Wien. Überernährung sei ein Armutsproblem, sagte Josef Schmidhuber, stellvertretender Direktor der "Trade and Market Division of the Food and Agriculture Organization of the UN", am Montag zum Auftakt der Agrar-Fachtagung "Wintertagung 2019" des Ökosozialen Forums in Wien. Denn Zucker und fetthaltige Nahrungsmittel wie Schweinefleisch seien billig, während gesundes Essen meist teurer sei. Er riet dazu, Letzteres zu günstigeren Preisen anzubieten, um so einen Anreiz zu schaffen.

Mitte Jänner hat die EAT-Lancet-Kommission das Konzept "The planetary health diet" mit genauen Ernährungsrichtlinien zum Schutz der Gesundheit und des Planeten veröffentlicht, wonach pro Tag höchstens 35 Gramm rotes Fleisch (Schwein und Rind) und dafür mehr Hülsenfrüchte, Obst und Gemüse gegessen werden sollten. Vor allem die Fleischproduktion ist energieintensiv, weil der Wasser-, Futter- und Anbauflächenverbrauch in der Produktion enorm sind. Auch das Österreichische Akademische Institut für Ernährungsmedizin schlug diesbezüglich in der Vorwoche vor, preisgesteuerte Maßnahmen zu setzen, um dieses Ziel zu erreichen.

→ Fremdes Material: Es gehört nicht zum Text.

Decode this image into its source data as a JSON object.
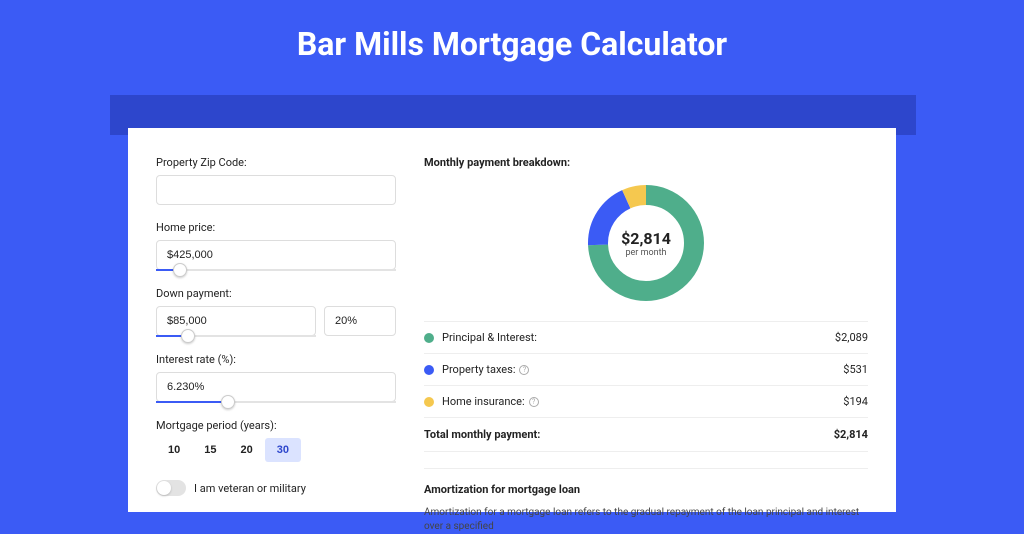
{
  "page_title": "Bar Mills Mortgage Calculator",
  "form": {
    "zip_label": "Property Zip Code:",
    "zip_value": "",
    "home_price_label": "Home price:",
    "home_price_value": "$425,000",
    "home_price_slider_pct": 10,
    "down_label": "Down payment:",
    "down_value": "$85,000",
    "down_pct_value": "20%",
    "down_slider_pct": 20,
    "rate_label": "Interest rate (%):",
    "rate_value": "6.230%",
    "rate_slider_pct": 30,
    "period_label": "Mortgage period (years):",
    "periods": [
      "10",
      "15",
      "20",
      "30"
    ],
    "period_active_index": 3,
    "veteran_label": "I am veteran or military"
  },
  "breakdown": {
    "title": "Monthly payment breakdown:",
    "total_amount": "$2,814",
    "total_sub": "per month",
    "rows": [
      {
        "label": "Principal & Interest:",
        "value": "$2,089",
        "color": "green"
      },
      {
        "label": "Property taxes:",
        "value": "$531",
        "color": "blue",
        "info": true
      },
      {
        "label": "Home insurance:",
        "value": "$194",
        "color": "yellow",
        "info": true
      }
    ],
    "total_label": "Total monthly payment:",
    "total_value": "$2,814"
  },
  "amort": {
    "title": "Amortization for mortgage loan",
    "text": "Amortization for a mortgage loan refers to the gradual repayment of the loan principal and interest over a specified"
  },
  "chart_data": {
    "type": "pie",
    "title": "Monthly payment breakdown",
    "series": [
      {
        "name": "Principal & Interest",
        "value": 2089,
        "color": "#4fae8b"
      },
      {
        "name": "Property taxes",
        "value": 531,
        "color": "#3b5bf5"
      },
      {
        "name": "Home insurance",
        "value": 194,
        "color": "#f5c84f"
      }
    ],
    "total": 2814,
    "center_label": "$2,814 per month"
  }
}
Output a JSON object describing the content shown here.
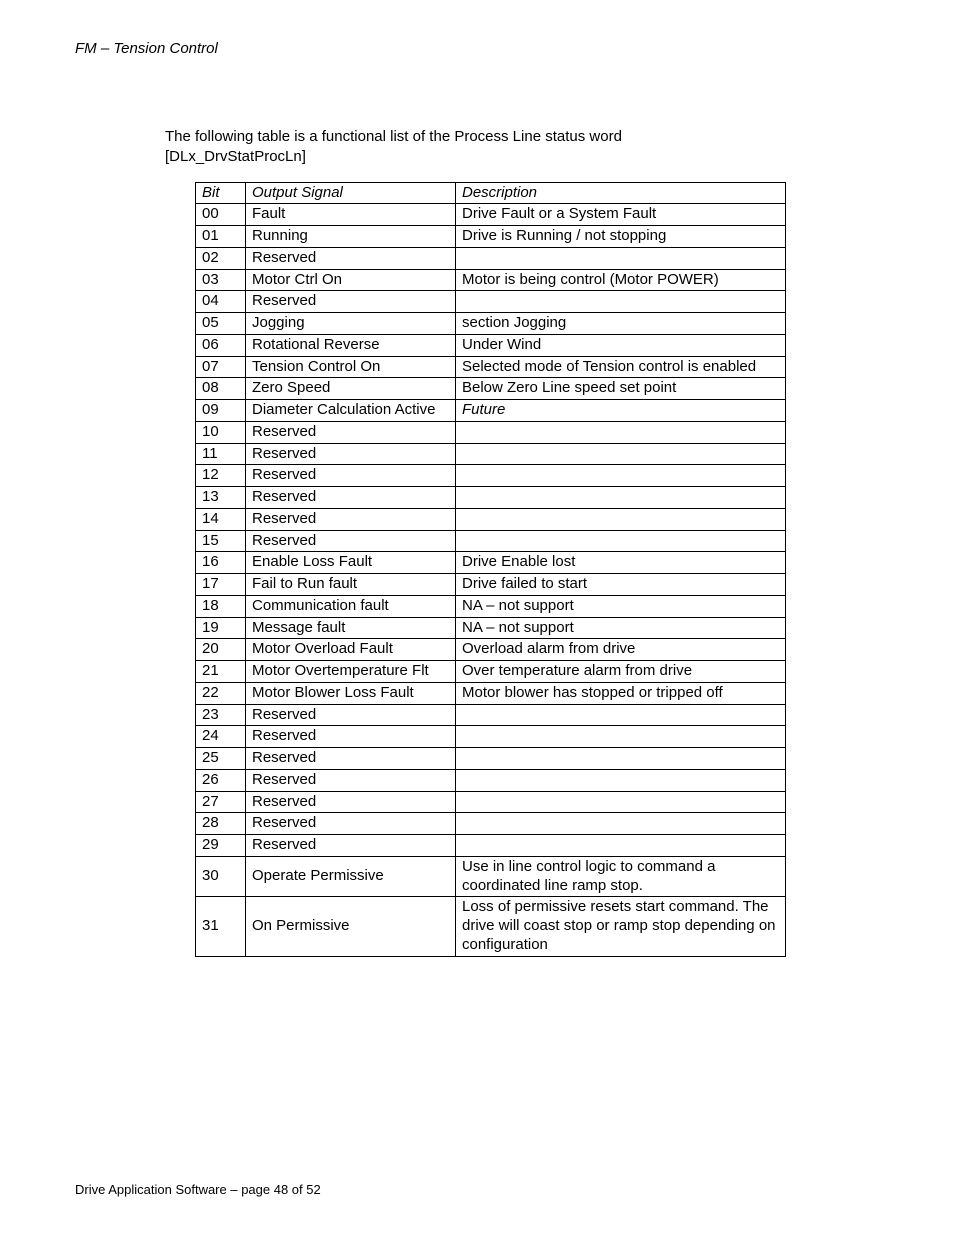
{
  "header": "FM – Tension Control",
  "intro_line1": "The following table is a functional list of the Process Line status word",
  "intro_line2": "[DLx_DrvStatProcLn]",
  "columns": {
    "c1": "Bit",
    "c2": "Output Signal",
    "c3": "Description"
  },
  "rows": [
    {
      "bit": "00",
      "signal": "Fault",
      "desc": "Drive Fault or a System Fault"
    },
    {
      "bit": "01",
      "signal": "Running",
      "desc": "Drive is Running / not stopping"
    },
    {
      "bit": "02",
      "signal": "Reserved",
      "desc": ""
    },
    {
      "bit": "03",
      "signal": "Motor Ctrl On",
      "desc": "Motor is being control (Motor POWER)"
    },
    {
      "bit": "04",
      "signal": "Reserved",
      "desc": ""
    },
    {
      "bit": "05",
      "signal": "Jogging",
      "desc": "section Jogging"
    },
    {
      "bit": "06",
      "signal": "Rotational Reverse",
      "desc": "Under Wind"
    },
    {
      "bit": "07",
      "signal": "Tension Control On",
      "desc": "Selected mode of Tension control is enabled"
    },
    {
      "bit": "08",
      "signal": "Zero Speed",
      "desc": "Below Zero Line speed set point"
    },
    {
      "bit": "09",
      "signal": "Diameter Calculation Active",
      "desc": "Future",
      "descItalic": true
    },
    {
      "bit": "10",
      "signal": "Reserved",
      "desc": ""
    },
    {
      "bit": "11",
      "signal": "Reserved",
      "desc": ""
    },
    {
      "bit": "12",
      "signal": "Reserved",
      "desc": ""
    },
    {
      "bit": "13",
      "signal": "Reserved",
      "desc": ""
    },
    {
      "bit": "14",
      "signal": "Reserved",
      "desc": ""
    },
    {
      "bit": "15",
      "signal": "Reserved",
      "desc": ""
    },
    {
      "bit": "16",
      "signal": "Enable Loss Fault",
      "desc": "Drive Enable lost"
    },
    {
      "bit": "17",
      "signal": "Fail to Run fault",
      "desc": "Drive failed to start"
    },
    {
      "bit": "18",
      "signal": "Communication fault",
      "desc": "NA – not support"
    },
    {
      "bit": "19",
      "signal": "Message fault",
      "desc": "NA – not support"
    },
    {
      "bit": "20",
      "signal": "Motor Overload Fault",
      "desc": "Overload alarm from drive"
    },
    {
      "bit": "21",
      "signal": "Motor Overtemperature Flt",
      "desc": "Over temperature alarm from drive"
    },
    {
      "bit": "22",
      "signal": "Motor Blower Loss Fault",
      "desc": "Motor blower has stopped or tripped off"
    },
    {
      "bit": "23",
      "signal": "Reserved",
      "desc": ""
    },
    {
      "bit": "24",
      "signal": "Reserved",
      "desc": ""
    },
    {
      "bit": "25",
      "signal": "Reserved",
      "desc": ""
    },
    {
      "bit": "26",
      "signal": "Reserved",
      "desc": ""
    },
    {
      "bit": "27",
      "signal": "Reserved",
      "desc": ""
    },
    {
      "bit": "28",
      "signal": "Reserved",
      "desc": ""
    },
    {
      "bit": "29",
      "signal": "Reserved",
      "desc": ""
    },
    {
      "bit": "30",
      "signal": "Operate Permissive",
      "desc": "Use in line control logic to command a coordinated line ramp stop.",
      "vcenter": true
    },
    {
      "bit": "31",
      "signal": "On Permissive",
      "desc": "Loss of permissive resets start command. The drive will coast stop or ramp stop depending on configuration",
      "vcenter": true
    }
  ],
  "footer": "Drive Application Software – page 48 of 52"
}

Denn im Moment konsumiert man hierzulande laut Statistik Austria mehr als dreimal so viel rotes Fleisch.

"In gewisser Menge ja auch gesund und wichtig"

Laut Umweltministerin Elisabeth Köstinger (ÖVP) ist das allerdings nicht der richtige Weg. "Fleisch und Zucker sind in einer gewissen Menge ja auch gesund und wichtig", sagte Köstinger am Rande der "Wintertagung 2019" zur "Wiener Zeitung". Es gehe nicht darum, bestimmte Lebensmittel höher zu besteuern, sondern darum, Bewusstseinsbildung zu betreiben, sich gesund und nachhaltig zu ernähren - und zwar bereits in Kindergärten und Schulen.

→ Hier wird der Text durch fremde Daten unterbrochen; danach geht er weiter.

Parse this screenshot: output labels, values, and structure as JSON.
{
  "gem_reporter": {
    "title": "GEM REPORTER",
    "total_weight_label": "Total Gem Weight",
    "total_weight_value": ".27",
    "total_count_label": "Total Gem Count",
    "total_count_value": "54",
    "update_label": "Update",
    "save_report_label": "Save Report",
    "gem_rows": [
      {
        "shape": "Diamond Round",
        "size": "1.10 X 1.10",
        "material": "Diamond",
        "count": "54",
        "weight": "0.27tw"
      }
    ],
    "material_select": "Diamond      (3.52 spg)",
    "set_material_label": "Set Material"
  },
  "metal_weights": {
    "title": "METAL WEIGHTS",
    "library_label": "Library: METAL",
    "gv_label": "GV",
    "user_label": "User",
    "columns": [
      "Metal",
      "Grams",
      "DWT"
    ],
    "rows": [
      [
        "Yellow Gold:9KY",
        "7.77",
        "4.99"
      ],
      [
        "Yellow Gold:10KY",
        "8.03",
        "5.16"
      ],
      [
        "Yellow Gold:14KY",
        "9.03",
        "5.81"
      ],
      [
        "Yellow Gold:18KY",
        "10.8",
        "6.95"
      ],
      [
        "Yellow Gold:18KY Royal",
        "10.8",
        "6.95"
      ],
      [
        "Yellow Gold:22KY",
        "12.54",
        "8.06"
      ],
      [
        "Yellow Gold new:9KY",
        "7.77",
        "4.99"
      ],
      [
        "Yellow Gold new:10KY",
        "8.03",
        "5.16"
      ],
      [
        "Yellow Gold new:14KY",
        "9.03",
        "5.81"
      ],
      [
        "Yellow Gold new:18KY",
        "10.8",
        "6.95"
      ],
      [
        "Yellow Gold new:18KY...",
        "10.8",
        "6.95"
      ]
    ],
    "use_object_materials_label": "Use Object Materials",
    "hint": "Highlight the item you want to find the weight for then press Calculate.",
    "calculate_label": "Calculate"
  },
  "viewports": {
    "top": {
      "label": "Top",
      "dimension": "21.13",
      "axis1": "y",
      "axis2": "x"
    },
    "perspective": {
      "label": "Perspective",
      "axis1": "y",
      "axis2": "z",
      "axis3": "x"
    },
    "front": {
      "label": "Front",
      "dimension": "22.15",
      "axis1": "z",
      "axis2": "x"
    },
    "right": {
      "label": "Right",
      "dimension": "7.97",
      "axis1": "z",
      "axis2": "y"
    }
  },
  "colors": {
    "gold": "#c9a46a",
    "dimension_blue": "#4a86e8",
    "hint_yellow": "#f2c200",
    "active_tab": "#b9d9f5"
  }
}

Für das Gesundheitsministerium scheinen indes preisgesteuerte Maßnahmen nicht ganz so abwegig. Das System der Lebensmittelversorgung könne sehr wohl durch die Zusammensetzung von Lebensmitteln und die Preisgestaltung Einfluss auf die Gesundheit der Konsumenten nehmen, heißt es auf Nachfrage. Eine ausgewogene und bedarfsgerechte Ernährungsweise zeichne sich durch eine abwechslungsreiche Speiseplangestaltung jedoch ohne Verbote aus.

Josef Siffert von der Landwirtschaftskammer Österreich ist skeptisch. Es sei immer der Konsument, der bestimme, was gegessen wird. Ist österreichisches Fleisch zu teurer, werde man billiges importieren.

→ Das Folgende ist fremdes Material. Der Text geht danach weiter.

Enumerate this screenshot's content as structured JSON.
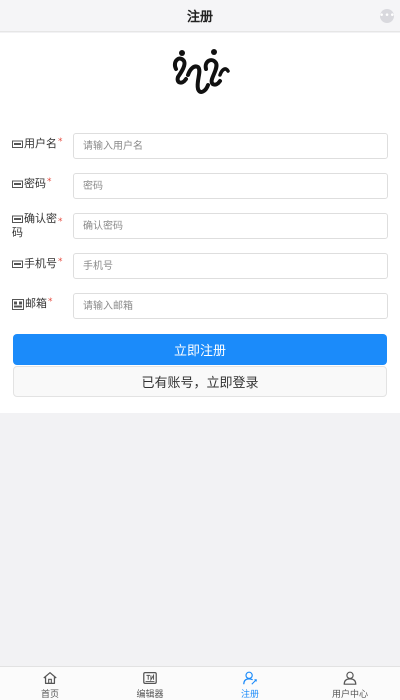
{
  "navbar": {
    "title": "注册"
  },
  "form": {
    "fields": [
      {
        "label": "用户名",
        "required": "*",
        "placeholder": "请输入用户名"
      },
      {
        "label": "密码",
        "required": "*",
        "placeholder": "密码"
      },
      {
        "label_line1": "确认密",
        "label_line2": "码",
        "required": "*",
        "placeholder": "确认密码"
      },
      {
        "label": "手机号",
        "required": "*",
        "placeholder": "手机号"
      },
      {
        "label": "邮箱",
        "required": "*",
        "placeholder": "请输入邮箱"
      }
    ],
    "register_button": "立即注册",
    "login_link": "已有账号，立即登录"
  },
  "tabbar": {
    "items": [
      {
        "label": "首页",
        "icon": "home-icon"
      },
      {
        "label": "编辑器",
        "icon": "editor-icon"
      },
      {
        "label": "注册",
        "icon": "register-icon",
        "active": true
      },
      {
        "label": "用户中心",
        "icon": "user-center-icon"
      }
    ],
    "active_color": "#1b8bfa"
  }
}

Was die von der Regierung geplante, verpflichtende Herkunftskennzeichnung für verarbeitete Lebensmittel im Handel und in der Gemeinschaftsverpflegung betrifft, könnte diese laut Köstinger schon 2020 oder 2021 eingeführt werden. Es gehe dabei um Produkte mit Fleisch, Ei und Milch sowie um verarbeitete vegane und vegetarische Produkte. Für verarbeitete Lebensmittel in der Gastronomie, bei Direktvermarktern und Manufakturen werde eine freiwillige Herkunftsangabe anvisiert. Aktuell schaue man sich Frankreich und Italien an, wo die Herkunft der Hauptzutat bei manchen verarbeiteten Lebensmitteln bereits angegeben werden muss, so Köstinger.

Für unverarbeitete Lebensmittel wie Rindfleisch, die meisten Obst- und Gemüsesorten, Fisch, Krebs- und Weichtiere, Olivenöl und Eier gibt es bereits EU-weit eine verpflichtende Herkunftskennzeichnung. In Österreich existieren zudem seit mehr als 20 Jahren freiwillige Qualitätssysteme wie das rot-weiß-rote AMA-Gütesiegel.

Wirtschaftskammer gegen Herkunftskennzeichnung

Wirtschaftskammer-Präsident Harald Mahrer warnte bezüglich verpflichtender Herkunftskennzeichnung für verarbeitete Lebensmittel bei der "Wintertagung 2019" vor bürokratischem Mehraufwand für die Betriebe. Auch die österreichische Nahrungsmittelindustrie ist dagegen. Sie befürchtet, dass sie gegenüber ausländischen Produzenten benachteiligt wird. Die Kennzeichnung bedeute zudem einen Mehraufwand und mehr Kontrollen, hieß es.